I wouldn't expect anything below a university undergraduate with some kind of focus in biology to need this level of nuance for classes.
What I personally wonder about though, is all the assumptions that have gone into conclusions about "y chromosome adam" and "mitochondrial eve" and whether all the analyses of those concepts are now bunk.
(Score: 2) by nitehawk214 on Wednesday November 28 2018, @05:02PM (2 children)
"Giving the answer that was generally thought to be correct when the textbook was published" Also means "Even if it is generally thought to be wrong, now."
I went to primary school pre-internet, so it was much easier to declare "the textbook is the bible, it shall not be questioned." I wonder how teachers handle this now in the age of standardized tests.
"Don't you ever miss the days when you used to be nostalgic?" -Loiosh
(Score: 3, Insightful) by ikanreed on Wednesday November 28 2018, @05:13PM
They standardize the tests by making them match the textbooks they require all the schools to have. Some states even test students on known to be wrong answers for political reasons. *cough*Texas*hack*
That's not the joke answer. That's what they do.
(Score: 3, Insightful) by DeathMonkey on Wednesday November 28 2018, @06:49PM
Good.

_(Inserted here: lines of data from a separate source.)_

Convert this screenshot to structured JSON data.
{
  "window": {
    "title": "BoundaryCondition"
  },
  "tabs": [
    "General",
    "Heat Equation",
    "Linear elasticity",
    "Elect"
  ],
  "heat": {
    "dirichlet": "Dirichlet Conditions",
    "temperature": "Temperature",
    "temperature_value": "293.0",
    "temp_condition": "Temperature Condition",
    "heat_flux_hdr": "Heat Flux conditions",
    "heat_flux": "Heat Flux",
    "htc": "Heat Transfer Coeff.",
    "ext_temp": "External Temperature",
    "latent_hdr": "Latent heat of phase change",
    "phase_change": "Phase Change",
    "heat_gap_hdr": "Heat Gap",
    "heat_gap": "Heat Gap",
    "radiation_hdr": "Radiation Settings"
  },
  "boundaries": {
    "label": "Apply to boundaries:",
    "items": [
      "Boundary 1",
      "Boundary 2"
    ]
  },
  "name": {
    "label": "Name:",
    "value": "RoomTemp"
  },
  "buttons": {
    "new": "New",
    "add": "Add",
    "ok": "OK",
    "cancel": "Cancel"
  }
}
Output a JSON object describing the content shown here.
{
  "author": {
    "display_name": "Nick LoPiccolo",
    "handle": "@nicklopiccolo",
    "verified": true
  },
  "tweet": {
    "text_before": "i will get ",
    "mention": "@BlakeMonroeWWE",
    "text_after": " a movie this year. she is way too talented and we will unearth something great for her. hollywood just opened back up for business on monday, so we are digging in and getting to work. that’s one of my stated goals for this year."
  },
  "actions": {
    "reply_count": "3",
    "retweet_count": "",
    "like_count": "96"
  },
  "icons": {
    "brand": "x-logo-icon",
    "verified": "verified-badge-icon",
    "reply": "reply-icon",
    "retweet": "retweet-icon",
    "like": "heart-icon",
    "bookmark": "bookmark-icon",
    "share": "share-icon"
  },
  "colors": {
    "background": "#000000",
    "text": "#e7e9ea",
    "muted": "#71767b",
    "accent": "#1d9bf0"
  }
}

They should get used to the fact that science changes all the time as it improves itself.
Learning something, and then later learning why it's actually wrong is how science should be taught.
(Score: 1, Interesting) by Anonymous Coward on Wednesday November 28 2018, @07:17PM
Not overturned, refined.
(Score: 3, Interesting) by opinionated_science on Wednesday November 28 2018, @01:48PM
this has been known for many years (I read it in a book ,so that's how old....!!!).
All things in biology are "fuzzy", although that's not so easy to parameterize...;-)
(Score: 2) by bob_super on Wednesday November 28 2018, @06:04PM
> is very rare, it has occurred at least 17 times in three tested families.
Did someone go to buy a lottery ticket shortly after, or did they just redefine "rare" when I wasn't looking ?
Even with 15 kids per generation and 5 generations, finding something 17 times in 3 tested families would definitely make me think it's about as rare as Chinese steak.